|Publication Type||Journal Article|
|Year of Publication||2009|
|Authors||Keshishian, H, Addona, T, Burgess, M, Mani, DR, Shi, X, Kuhn, E, Sabatine, MS, Gerszten, RE, Carr, SA|
|Journal||Molecular & cellular proteomics : MCP|
Verification of candidate biomarkers requires specific assays to selectively detect and quantify target proteins in accessible biofluids. The primary objective of verification is to screen potential biomarkers to ensure that only the highest quality candidates from the discovery phase are taken forward into preclinical validation. Because antibody reagents for a clinical grade immunoassay often exist for a small number of candidates, alternative methodologies are required to credential new and unproven candidates in a statistically viable number of serum or plasma samples. Using multiple reaction monitoring coupled with stable isotope dilution MS, we developed quantitative, multiplexed assays in plasma for six proteins of clinical relevance to cardiac injury.
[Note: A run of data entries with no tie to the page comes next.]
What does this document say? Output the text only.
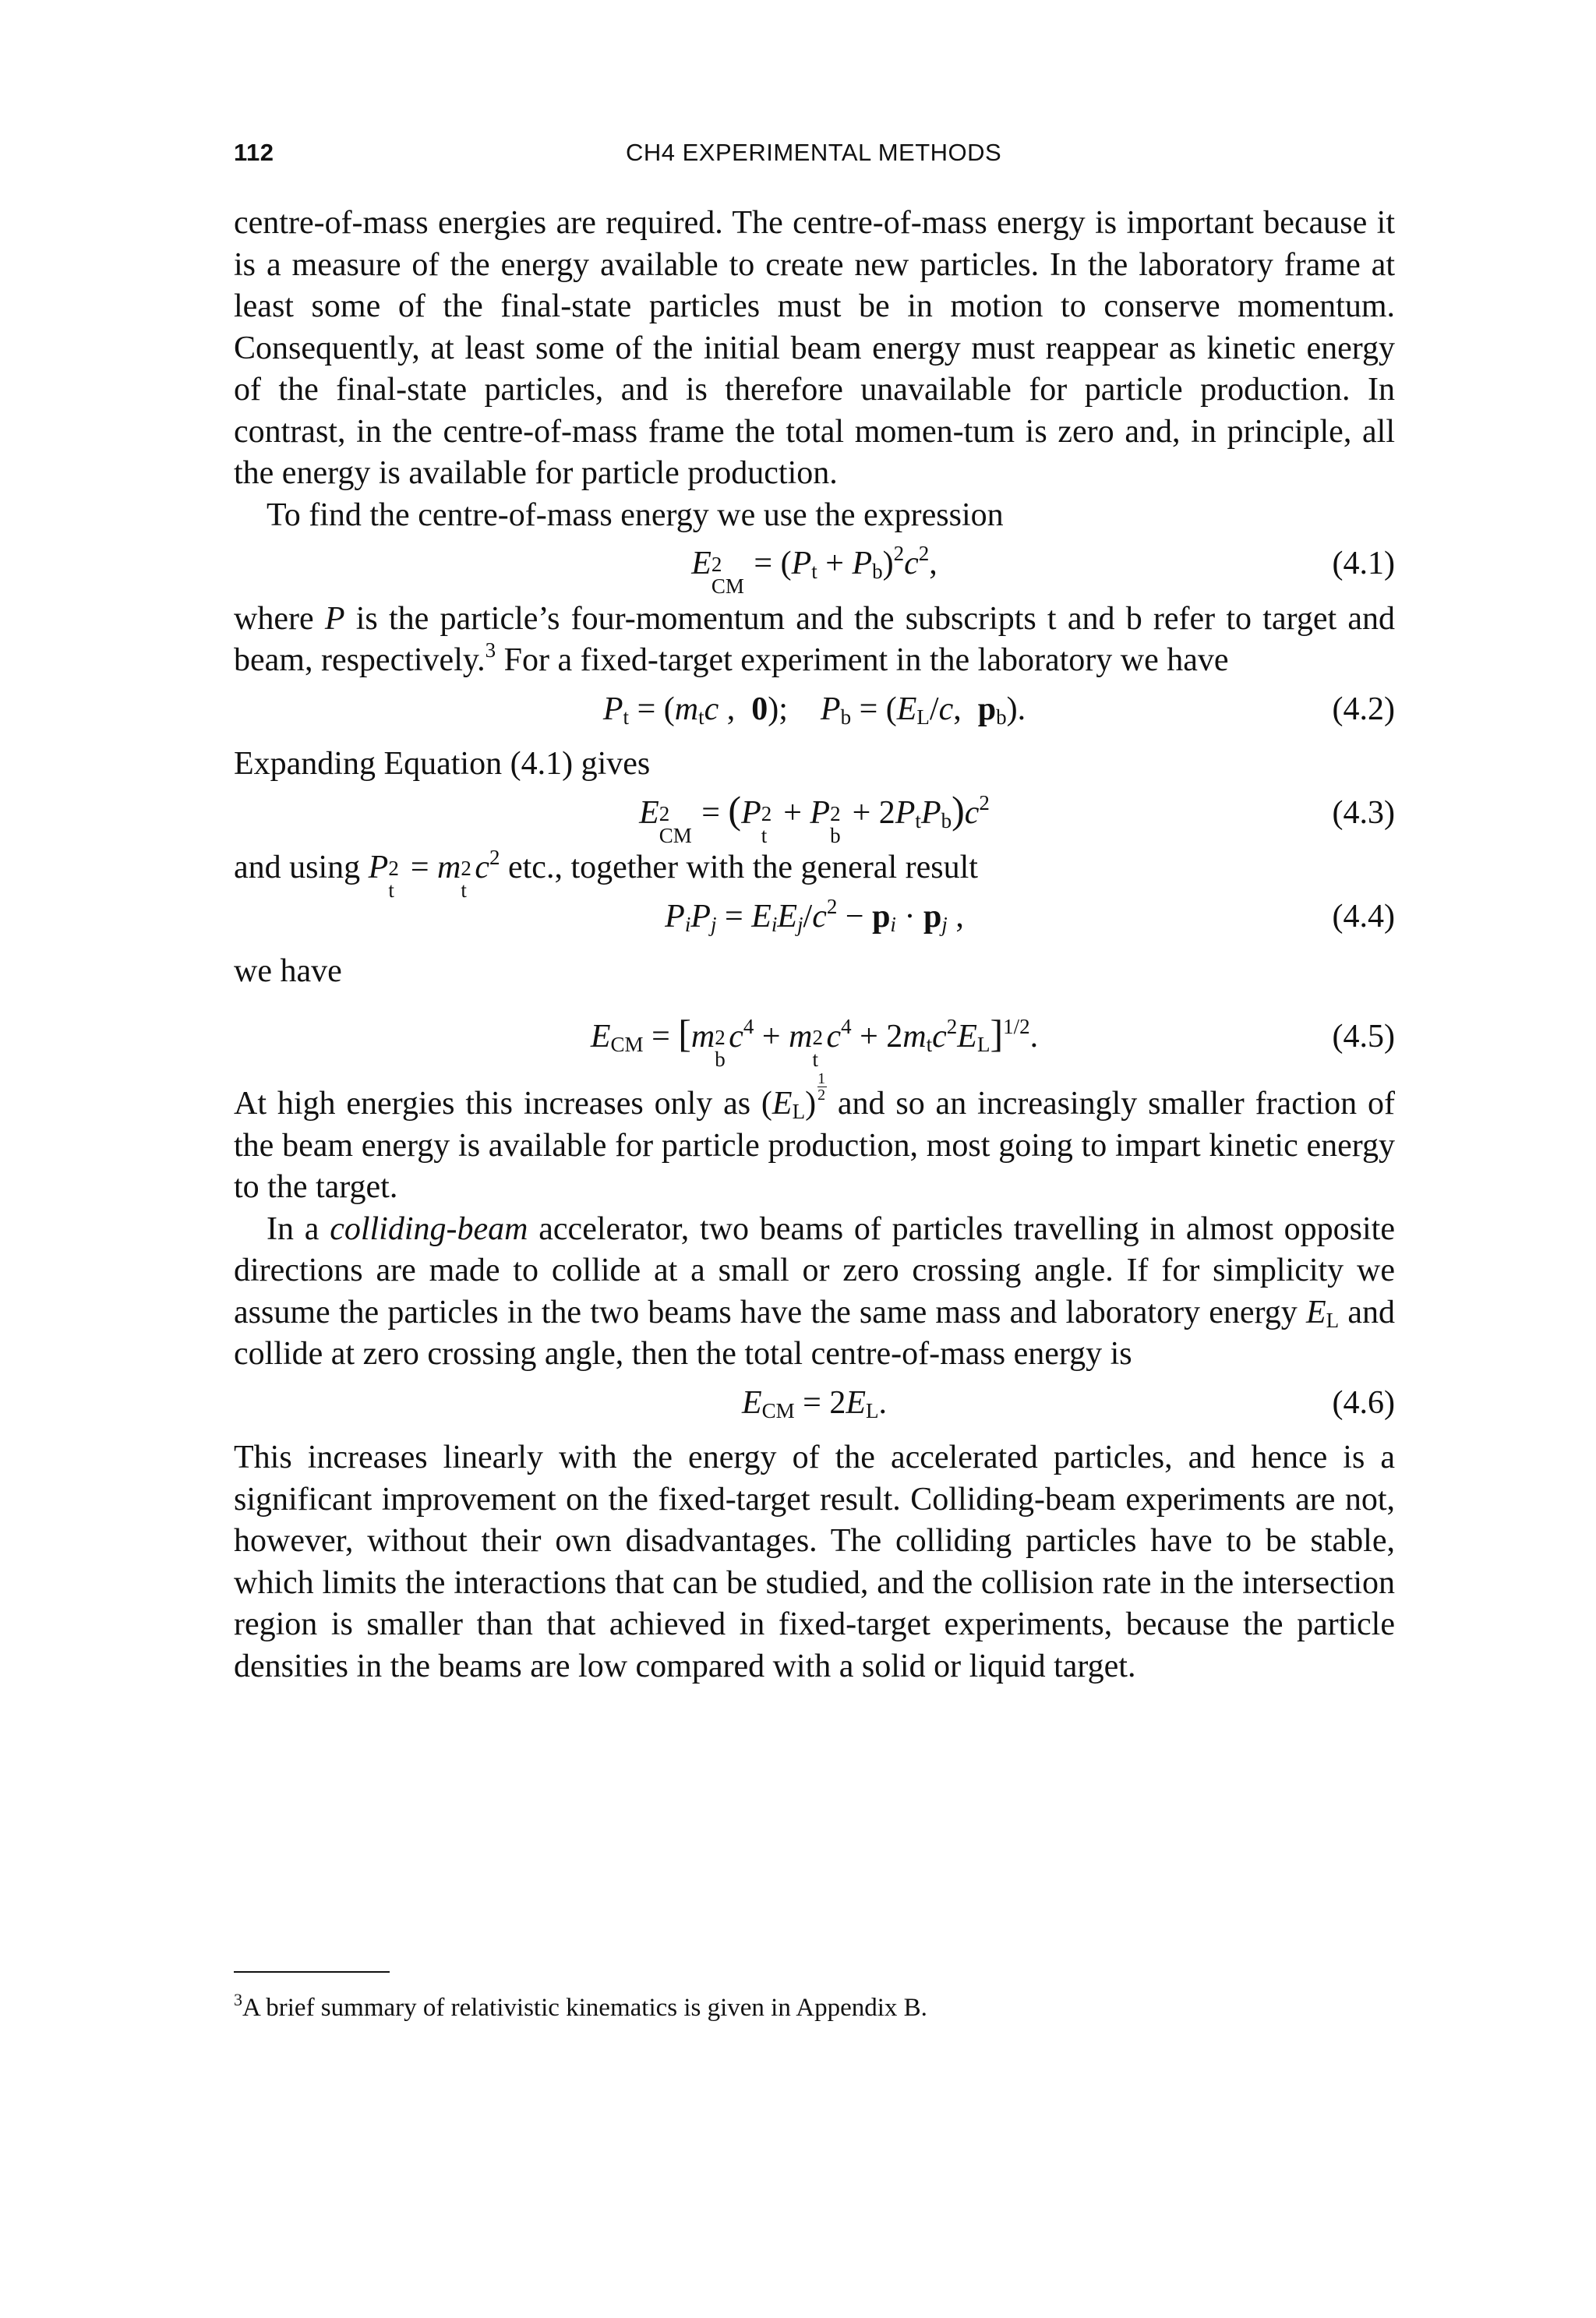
112	CH4 EXPERIMENTAL METHODS

centre-of-mass energies are required. The centre-of-mass energy is important because it is a measure of the energy available to create new particles. In the laboratory frame at least some of the final-state particles must be in motion to conserve momentum. Consequently, at least some of the initial beam energy must reappear as kinetic energy of the final-state particles, and is therefore unavailable for particle production. In contrast, in the centre-of-mass frame the total momen-tum is zero and, in principle, all the energy is available for particle production.

To find the centre-of-mass energy we use the expression

E 2
CM
= $(P_t + P_b)^2c^2$,	(4.1)

where P is the particle’s four-momentum and the subscripts t and b refer to target and beam, respectively.$^3$ For a fixed-target experiment in the laboratory we have

$P_t = (m_tc$ ,  0);    $P_b = (E_L/c$,  $p_b$).	(4.2)

Expanding Equation (4.1) gives

E 2
CM
= (P 2
t
+ P 2
b
+ $2P_tP_b)c^2$	(4.3)

and using P 2
t
= m 2
t
$c^2$ etc., together with the general result

$P_iP_j = E_iE_j/c^2 - p_i \cdot p_j$ ,	(4.4)

we have

$E_{CM} = [m$ 2
b
$c^4 + m$ 2
t
$c^4 + 2m_tc^2E_L]^{1/2}$.	(4.5)

At high energies this increases only as $(E_L) \frac{1}{2}$ and so an increasingly smaller fraction of the beam energy is available for particle production, most going to impart kinetic energy to the target.

In a colliding-beam accelerator, two beams of particles travelling in almost opposite directions are made to collide at a small or zero crossing angle. If for simplicity we assume the particles in the two beams have the same mass and laboratory energy $E_L$ and collide at zero crossing angle, then the total centre-of-mass energy is

$E_{CM} = 2E_L$.	(4.6)

This increases linearly with the energy of the accelerated particles, and hence is a significant improvement on the fixed-target result. Colliding-beam experiments are not, however, without their own disadvantages. The colliding particles have to be stable, which limits the interactions that can be studied, and the collision rate in the intersection region is smaller than that achieved in fixed-target experiments, because the particle densities in the beams are low compared with a solid or liquid target.

$^3$A brief summary of relativistic kinematics is given in Appendix B.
The process described does not require antibodies for immunoaffinity enrichment of either proteins or peptides. Limits of detection and quantitation for each signature peptide used as surrogates for the target proteins were determined by the method of standard addition using synthetic peptides and plasma from a healthy donor. Limits of quantitation ranged from 2 to 15 ng/ml for most of the target proteins. Quantitative measurements were obtained for one to two signature peptides derived from each target protein, including low abundance protein markers of cardiac injury in the nanogram/milliliter range such as the cardiac troponins. Intra- and interassay coefficients of variation were predominantly <10 and 25%, respectively. The configured multiplex assay was then used to measure levels of these proteins across three time points in six patients undergoing alcohol septal ablation for hypertrophic obstructive cardiomyopathy. These results are the first demonstration of a multiplexed, MS-based assay for detection and quantification of changes in concentration of proteins associated with cardiac injury in the low nanogram/milliliter range. Our results also demonstrate that these assays retain the necessary precision, reproducibility, and sensitivity to be applied to novel and uncharacterized candidate biomarkers for verification of proteins in blood.